In Steamboat Bill, Jr., Keaton plays the effeminate son of a macho steamboat captain who’s fighting against big business (Ernest Torrence). Breathtaking and exciting, and very funny, it contains what is probably the most dangerous stunt ever performed in a movie, and almost certainly the most dangerous one done by a major star. You can read my Blu-ray review.

The movies play at San Jose’s California Theatre on Friday, March 15, at 7:00. Dennis James will accompany the program on the theater’s Wurlitzer Organ.

Not surprisingly, Cinequest provides virtual reality experiences. These VR Cinema Programs run from three to 22 minutes. Topics include Chinese air pollution, a vampire who seems to be inspired by Murnau’s Noseratu, and important scientists. There’s also a VR Experience Lounge.

And, of course, there are movies.
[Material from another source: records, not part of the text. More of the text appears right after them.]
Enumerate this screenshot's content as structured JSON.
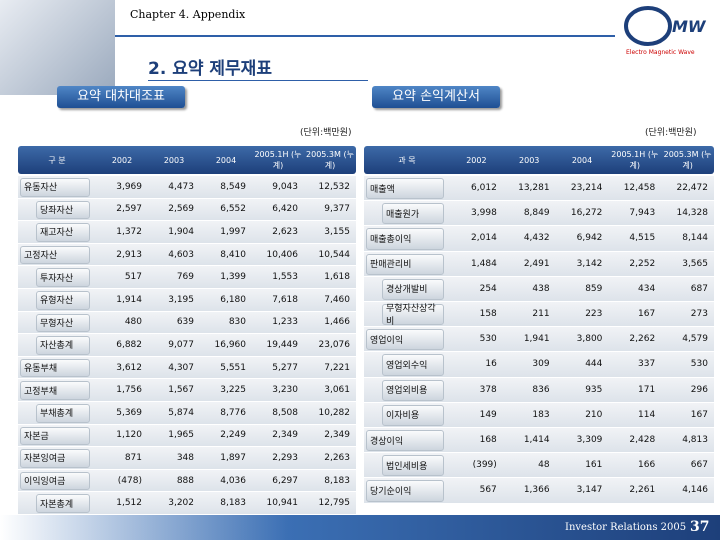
{
  "header": {
    "chapter": "Chapter 4. Appendix",
    "title": "2. 요약 제무재표",
    "logo": "MW",
    "logo_sub": "Electro Magnetic Wave"
  },
  "tabs": [
    "요약 대차대조표",
    "요약 손익계산서"
  ],
  "balance_sheet": {
    "unit": "(단위:백만원)",
    "columns": [
      "구  분",
      "2002",
      "2003",
      "2004",
      "2005.1H (누계)",
      "2005.3M (누계)"
    ],
    "rows": [
      [
        "유동자산",
        "3,969",
        "4,473",
        "8,549",
        "9,043",
        "12,532"
      ],
      [
        "당좌자산",
        "2,597",
        "2,569",
        "6,552",
        "6,420",
        "9,377"
      ],
      [
        "재고자산",
        "1,372",
        "1,904",
        "1,997",
        "2,623",
        "3,155"
      ],
      [
        "고정자산",
        "2,913",
        "4,603",
        "8,410",
        "10,406",
        "10,544"
      ],
      [
        "투자자산",
        "517",
        "769",
        "1,399",
        "1,553",
        "1,618"
      ],
      [
        "유형자산",
        "1,914",
        "3,195",
        "6,180",
        "7,618",
        "7,460"
      ],
      [
        "무형자산",
        "480",
        "639",
        "830",
        "1,233",
        "1,466"
      ],
      [
        "자산총계",
        "6,882",
        "9,077",
        "16,960",
        "19,449",
        "23,076"
      ],
      [
        "유동부채",
        "3,612",
        "4,307",
        "5,551",
        "5,277",
        "7,221"
      ],
      [
        "고정부채",
        "1,756",
        "1,567",
        "3,225",
        "3,230",
        "3,061"
      ],
      [
        "부채총계",
        "5,369",
        "5,874",
        "8,776",
        "8,508",
        "10,282"
      ],
      [
        "자본금",
        "1,120",
        "1,965",
        "2,249",
        "2,349",
        "2,349"
      ],
      [
        "자본잉여금",
        "871",
        "348",
        "1,897",
        "2,293",
        "2,263"
      ],
      [
        "이익잉여금",
        "(478)",
        "888",
        "4,036",
        "6,297",
        "8,183"
      ],
      [
        "자본총계",
        "1,512",
        "3,202",
        "8,183",
        "10,941",
        "12,795"
      ]
    ]
  },
  "income_statement": {
    "unit": "(단위:백만원)",
    "columns": [
      "과 목",
      "2002",
      "2003",
      "2004",
      "2005.1H (누계)",
      "2005.3M (누계)"
    ],
    "rows": [
      [
        "매출액",
        "6,012",
        "13,281",
        "23,214",
        "12,458",
        "22,472"
      ],
      [
        "매출원가",
        "3,998",
        "8,849",
        "16,272",
        "7,943",
        "14,328"
      ],
      [
        "매출총이익",
        "2,014",
        "4,432",
        "6,942",
        "4,515",
        "8,144"
      ],
      [
        "판매관리비",
        "1,484",
        "2,491",
        "3,142",
        "2,252",
        "3,565"
      ],
      [
        "경상개발비",
        "254",
        "438",
        "859",
        "434",
        "687"
      ],
      [
        "무형자산상각비",
        "158",
        "211",
        "223",
        "167",
        "273"
      ],
      [
        "영업이익",
        "530",
        "1,941",
        "3,800",
        "2,262",
        "4,579"
      ],
      [
        "영업외수익",
        "16",
        "309",
        "444",
        "337",
        "530"
      ],
      [
        "영업외비용",
        "378",
        "836",
        "935",
        "171",
        "296"
      ],
      [
        "이자비용",
        "149",
        "183",
        "210",
        "114",
        "167"
      ],
      [
        "경상이익",
        "168",
        "1,414",
        "3,309",
        "2,428",
        "4,813"
      ],
      [
        "법인세비용",
        "(399)",
        "48",
        "161",
        "166",
        "667"
      ],
      [
        "당기순이익",
        "567",
        "1,366",
        "3,147",
        "2,261",
        "4,146"
      ]
    ]
  },
  "footer": {
    "text": "Investor Relations 2005",
    "page": "37"
  }
}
Here are a few that make me wish I had an easy way to San Jose:

The Man Who Killed Don Quixote

This is the movie we all thought Terry Gilliam would never be able to make. In fact, the 2002 documentary Lost in La Mancha was all about how it fell apart early in production. But 17 years later, here it is. The Closing Night show.

Hotel Mumbai

Mumbai was attacked by terrorists in 2008. This film “celebrates the real heroes – the ordinary men, and women of Mumbai, who came together in an unprecedented, horrific, and chaotic scenario, to work together to save the city they loved.” At least that’s what they say on the Cinequest website.

The Truth About Marriage

In this comic documentary, Roger Nygard tries to figure out the truth about the human animal’s longest and persistent institution. Which brings up the question: Why would anyone want to live in an institution? (To be honest, I’m happily married.)